Martin Hutchinson warns at National Review Online about problems tied to the American economy’s current trajectory.

It was inevitable that Karl Marx would become a Marxist — at least according to the precepts of that ideology. He was brought up in an environment in which savings had been destroyed by inflation and a failure to keep up with the Industrial Revolution was impoverishing local people. Today we profess to live under capitalism, yet state spending represents 40 percent of GDP, while much of the rest of the economy is distorted by state-determined ultra-low interest rates and state-imposed regulations.
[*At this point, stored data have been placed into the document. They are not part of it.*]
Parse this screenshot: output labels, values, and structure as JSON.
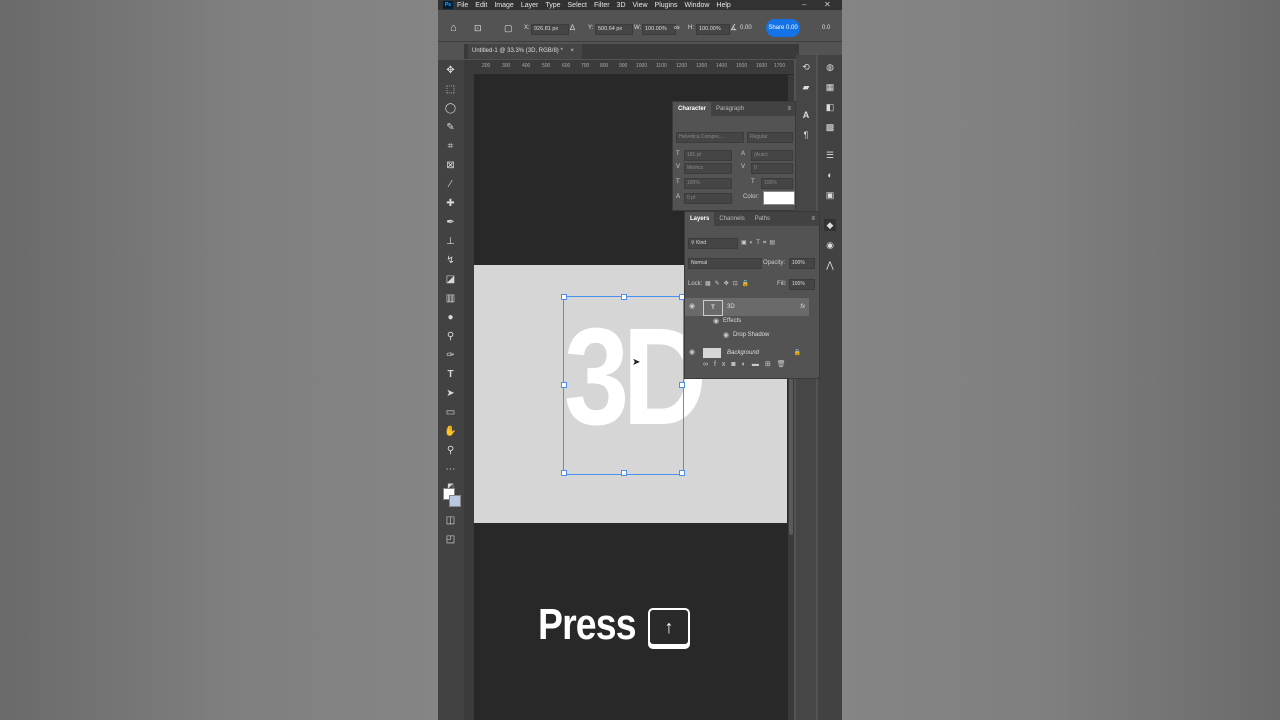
{
  "app": {
    "logo": "Ps",
    "menu": [
      "File",
      "Edit",
      "Image",
      "Layer",
      "Type",
      "Select",
      "Filter",
      "3D",
      "View",
      "Plugins",
      "Window",
      "Help"
    ]
  },
  "options": {
    "x_label": "X:",
    "x_value": "926.81 px",
    "y_label": "Y:",
    "y_value": "500.64 px",
    "w_label": "W:",
    "w_value": "100.00%",
    "h_label": "H:",
    "h_value": "100.00%",
    "angle_value": "0.00",
    "share_label": "Share",
    "share_suffix": "0.00",
    "right_value": "0.0"
  },
  "document_tab": {
    "title": "Untitled-1 @ 33.3% (3D, RGB/8) *",
    "close": "×"
  },
  "ruler_labels": [
    "200",
    "300",
    "400",
    "500",
    "600",
    "700",
    "800",
    "900",
    "1000",
    "1100",
    "1200",
    "1300",
    "1400",
    "1500",
    "1600",
    "1700"
  ],
  "canvas": {
    "text_layer": "3D",
    "overlay_caption": "Press",
    "key_glyph": "↑"
  },
  "character_panel": {
    "tabs": [
      "Character",
      "Paragraph"
    ],
    "font_family": "Helvetica Compre...",
    "font_style": "Regular",
    "size": "181 pt",
    "leading": "(Auto)",
    "kerning": "Metrics",
    "tracking": "0",
    "vscale": "100%",
    "hscale": "100%",
    "baseline": "0 pt",
    "color_label": "Color:",
    "color_swatch": "#ffffff"
  },
  "layers_panel": {
    "tabs": [
      "Layers",
      "Channels",
      "Paths"
    ],
    "filter_kind": "Kind",
    "blend_mode": "Normal",
    "opacity_label": "Opacity:",
    "opacity": "100%",
    "lock_label": "Lock:",
    "fill_label": "Fill:",
    "fill": "100%",
    "layers": [
      {
        "name": "3D",
        "fx": "fx"
      },
      {
        "name": "Effects"
      },
      {
        "name": "Drop Shadow"
      },
      {
        "name": "Background"
      }
    ]
  }
}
Overall, only a modest percentage of decisions are determined by a willing buyer–willing seller price mechanism, while the rest are determined directly or indirectly by government. That may not be socialism in the most precise sense of the word, but, in some respects, it is uncomfortably close to it. …

… The obsolete economic structures and monetary folly of Marx’s childhood environment prevented capitalism from functioning properly, yet at that time it worked very well in Britain and the new United States. In those countries, land was freely held, governments were small, and tariffs were applied only at international borders. Consequently, first in Britain and then in the United States, capitalism was able to exploit the Industrial Revolution. This brought continual productivity and living-standards improvements, even for working men and women, which led to the abundance of today.

We are now in a situation similar to that of Marx’s childhood, in an economy that purports to be capitalist (or in Marx’s era, proto-capitalist) but does not work with the efficiency of a true capitalist economy. First, the state sector is unimaginably larger than in Marx’s day, around 40 percent of GDP in the United States. … In America’s state sector, decisions are made not on a free-market, willing buyer–willing seller basis, but through bureaucratic fiat or political pull.